I wanted to start the topic for the "Expert Oracle JDBC Programming" book promotion and ask a question that I have been toiling with for a while.
I first learned databases and SQL and then I gained more extensive knowledge of Java, so my initial impetus on any type of web/database development project is to put a lot of business logic in the database.
I understand the implications of doing that are tremendous if the system is to be flexible and distributed or if at some point of its lifecycle it has to accomodate data from a completely different RDBMS the price of my design decision may be very high. That and the fact that I want to be DB implementation independent has forced me to move a lot of my business logic outside of the db, but I know that in some situations performance using stored procedures on the DB side would lead to tremendous gains.
I was wondering if there is any special measure to define where is the line to choose between similiar functionality on both ends, that would help me choose Stored Procedures over a Java class implementation.I would like to ask the author to comment on the subject and give us his thoughts as to what situation or consideration we should have in mind when dealing with Oracle JDBC. Specific examples are greatly encouraged .
I realize that PreparedStatements can be a performance win (because they get parsed once and then don't get recompiled) but I'm puzzled by their use in batching large number of inserts or updates.

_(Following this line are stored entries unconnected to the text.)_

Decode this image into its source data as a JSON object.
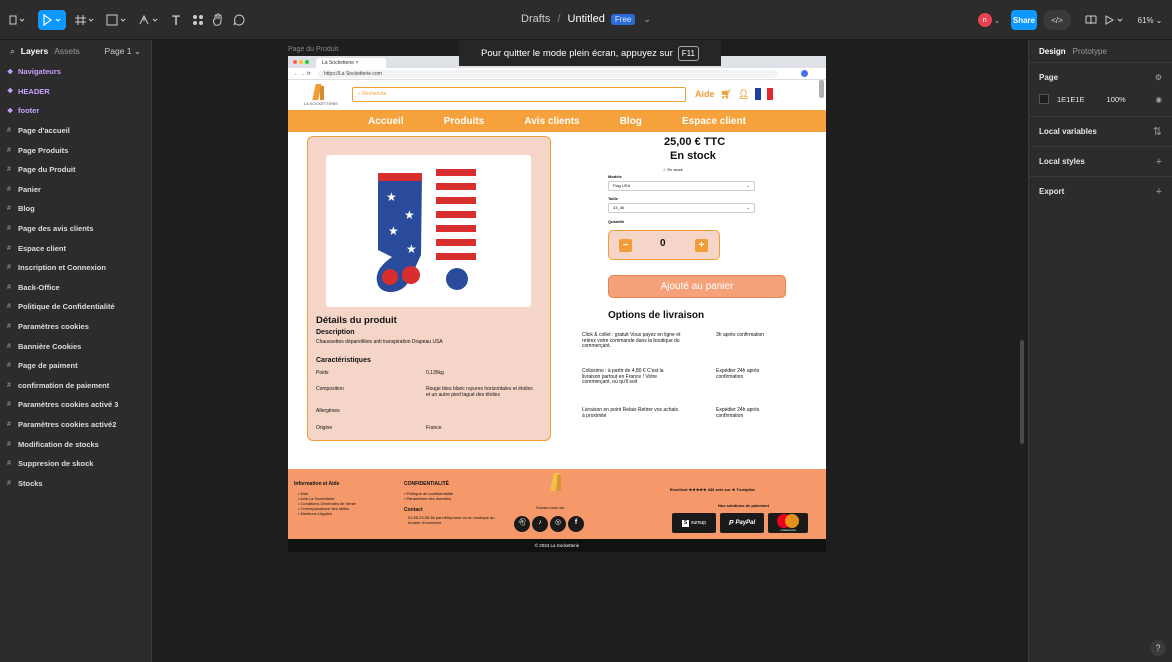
{
  "app": {
    "drafts": "Drafts",
    "sep": "/",
    "file": "Untitled",
    "plan": "Free",
    "share": "Share",
    "zoom": "61%",
    "avatar": "n"
  },
  "toolbar": {
    "text_tool": "T"
  },
  "left_panel": {
    "tab_layers": "Layers",
    "tab_assets": "Assets",
    "page": "Page 1",
    "layers": [
      {
        "name": "Navigateurs",
        "type": "component"
      },
      {
        "name": "HEADER",
        "type": "component"
      },
      {
        "name": "footer",
        "type": "component"
      },
      {
        "name": "Page d'accueil",
        "type": "frame"
      },
      {
        "name": "Page Produits",
        "type": "frame"
      },
      {
        "name": "Page du Produit",
        "type": "frame"
      },
      {
        "name": "Panier",
        "type": "frame"
      },
      {
        "name": "Blog",
        "type": "frame"
      },
      {
        "name": "Page des avis clients",
        "type": "frame"
      },
      {
        "name": "Espace client",
        "type": "frame"
      },
      {
        "name": "Inscription et Connexion",
        "type": "frame"
      },
      {
        "name": "Back-Office",
        "type": "frame"
      },
      {
        "name": "Politique de Confidentialité",
        "type": "frame"
      },
      {
        "name": "Paramètres cookies",
        "type": "frame"
      },
      {
        "name": "Bannière Cookies",
        "type": "frame"
      },
      {
        "name": "Page de paiment",
        "type": "frame"
      },
      {
        "name": "confirmation de paiement",
        "type": "frame"
      },
      {
        "name": "Paramètres cookies activé 3",
        "type": "frame"
      },
      {
        "name": "Paramètres cookies activé2",
        "type": "frame"
      },
      {
        "name": "Modification de stocks",
        "type": "frame"
      },
      {
        "name": "Suppresion de skock",
        "type": "frame"
      },
      {
        "name": "Stocks",
        "type": "frame"
      }
    ]
  },
  "right_panel": {
    "tab_design": "Design",
    "tab_prototype": "Prototype",
    "page_title": "Page",
    "page_color": "1E1E1E",
    "page_opacity": "100%",
    "local_variables": "Local variables",
    "local_styles": "Local styles",
    "export": "Export"
  },
  "canvas": {
    "frame_label": "Page du Produit",
    "toast": "Pour quitter le mode plein écran, appuyez sur",
    "toast_key": "F11",
    "help": "?"
  },
  "site": {
    "tab_title": "La Socketterie",
    "url": "https://La Socketterie.com",
    "logo_text": "LA SOCKETTERIE",
    "search_placeholder": "Recherche",
    "help": "Aide",
    "nav": [
      "Accueil",
      "Produits",
      "Avis clients",
      "Blog",
      "Espace client"
    ],
    "details_title": "Détails du produit",
    "description_title": "Description",
    "description": "Chaussettes dépareillées anti transpiration Drapeau USA",
    "carac_title": "Caractéristiques",
    "specs": [
      {
        "label": "Poids",
        "value": "0,135kg"
      },
      {
        "label": "Composition",
        "value": "Rouge bleu blanc rayures horizontales et étoiles et un autre pied tagué des étoiles"
      },
      {
        "label": "Allergènes",
        "value": ""
      },
      {
        "label": "Origine",
        "value": "France"
      }
    ],
    "price": "25,00 € TTC",
    "stock": "En stock",
    "stock_badge": "✓ En stock",
    "model_label": "Modèle",
    "model_value": "Flag USA",
    "size_label": "Taille",
    "size_value": "43_46",
    "qty_label": "Quantité",
    "qty": "0",
    "minus": "−",
    "plus": "+",
    "add_cart": "Ajouté au panier",
    "shipping_title": "Options de livraison",
    "shipping": [
      {
        "desc": "Click & collet : gratuit Vous payez en ligne et retirez votre commande dans la boutique du commerçant.",
        "delay": "3h après confirmation"
      },
      {
        "desc": "Colissimo : à partir de 4,80 € C'est la livraison partout en France ! Votre commerçant, où qu'il soit",
        "delay": "Expédier 24h après confirmation"
      },
      {
        "desc": "Livraison en point Relais Retirer vos achats à proximité",
        "delay": "Expédier 24h après confirmation"
      }
    ],
    "footer": {
      "info_title": "Information et Aide",
      "info_items": [
        "• Aide",
        "• Avis La Socketterie",
        "• Conditions Générales de Vente",
        "• Correspondance des tailles",
        "• Mentions Légales"
      ],
      "conf_title": "CONFIDENTIALITÉ",
      "conf_items": [
        "• Politique de confidentialité",
        "• Paramètres des données"
      ],
      "contact_title": "Contact",
      "contact": "01.65.23.56.36 part téléphone ou en boutique au horaire d'ouverture",
      "follow": "Suivez-nous sur",
      "trust": "Excellent ★★★★★ 436 avis sur ★ Trustpilot",
      "pay_title": "Nos solutions de paiement",
      "sumup": "sumup",
      "paypal": "PayPal",
      "mastercard": "mastercard"
    },
    "copyright": "© 2024 La Socketterie"
  }
}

Is it cleaner to use the standard JDBC batching (addBatch/executeBatch) or is there enough of a performance boost to make Oracle's way (setExecuteBatch) worth it? And wouldn't it take really large batches to see a difference? And how does this interact with connection pooling?
Another aspect is that middle tier is more scalble than scaling the database. Say your demand increases from 100 concurrent clients to 500 concurrent clients on the web, you can add another middle tier server to scale your application. But if you have lot of your code going through the Database stored proc then your Database server will become a bottle-neck.